Understanding comparative negligence after a crash

As a Texas driver, you likely head out with the expectation that you will arrive safely at your destination. Unfortunately, for a small fraction of the people on the road, that isn't what happens. Instead, they wind up hurt in a motor vehicle collision that leaves their vehicle damaged and their body injured.

If the situation involves someone under the influence of drugs or alcohol, someone texting or making poor driving decisions, such as running a red light, you probably think that you have a clear-cut case for a personal injury lawsuit.

However, mistakes that you make immediately after the accident could reduce the amount of money that you receive as compensation. Taking steps to protect yourself from unintentional self-incrimination will also help ensure that you receive the compensation you deserve.

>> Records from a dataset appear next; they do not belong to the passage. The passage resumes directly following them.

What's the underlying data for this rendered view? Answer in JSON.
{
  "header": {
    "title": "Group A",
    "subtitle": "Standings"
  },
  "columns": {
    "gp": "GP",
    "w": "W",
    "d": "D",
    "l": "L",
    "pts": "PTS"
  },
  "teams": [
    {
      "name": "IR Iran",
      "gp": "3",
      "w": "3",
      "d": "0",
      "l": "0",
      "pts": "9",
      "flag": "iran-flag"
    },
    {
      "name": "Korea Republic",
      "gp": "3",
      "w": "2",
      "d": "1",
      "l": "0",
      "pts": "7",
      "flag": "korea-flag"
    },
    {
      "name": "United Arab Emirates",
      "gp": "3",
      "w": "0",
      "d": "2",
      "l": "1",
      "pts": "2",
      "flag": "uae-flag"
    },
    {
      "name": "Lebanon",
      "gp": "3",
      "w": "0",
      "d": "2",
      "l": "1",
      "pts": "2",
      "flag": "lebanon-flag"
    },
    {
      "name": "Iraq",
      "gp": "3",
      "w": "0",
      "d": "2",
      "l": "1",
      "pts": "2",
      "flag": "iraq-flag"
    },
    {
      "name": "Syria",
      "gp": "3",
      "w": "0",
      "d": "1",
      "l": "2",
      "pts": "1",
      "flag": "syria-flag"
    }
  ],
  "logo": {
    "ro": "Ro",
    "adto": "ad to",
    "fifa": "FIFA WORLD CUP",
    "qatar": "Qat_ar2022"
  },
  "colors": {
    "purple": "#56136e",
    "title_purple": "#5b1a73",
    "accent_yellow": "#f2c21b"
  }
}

Texas will consider admissions of comparative negligence or fault

Although police officers responding to a crash are quick to assign responsibility to one driver in most cases, the reality of what causes crashes is far more nuanced. One person may run a light or fail to stop at a stop sign. Another driver, who may be speeding, could wind up hurt.

It is possible for either an attorney representing the person who didn't stop or an insurance company to argue that the person speeding is also partially responsible for the crash. In legal terms, this concept is known as comparative negligence, fault or liability.

If either an attorney or an insurance company can convince the courts that both drivers played a role in the collision, the courts will potentially reduce the compensation awarded to the victim in the crash accordingly. Typically, comparative fault involves a percentage of the responsibility for the crash. The total award received by the victim in this case will wind up reduced according to the percentage of responsibility they bear for the collision.

Be very careful when talking about the crash to anyone

A wide range of things you say and do after a crash can result in a judgment of comparative negligence. For example, apologizing to the other driver, the law enforcement officers at the scene of the crash or an insurance adjuster could all be dangerous for your case. The courts could view an apology as an admission of partial responsibility for the crash.

Anything you say to an insurance agent or adjuster, law enforcement officer or an attorney could have an impact on your claim for compensation in the future. So could things you post on social media.

Instead of attempting to navigate the dangerous playing fields of recorded insurance statements and personal injury court on your own, you will likely benefit from partnering with an experienced Texas lawyer. An attorney will be able to help you avoid making the kinds of mistakes that can drastically impact the amount of compensation the courts award you.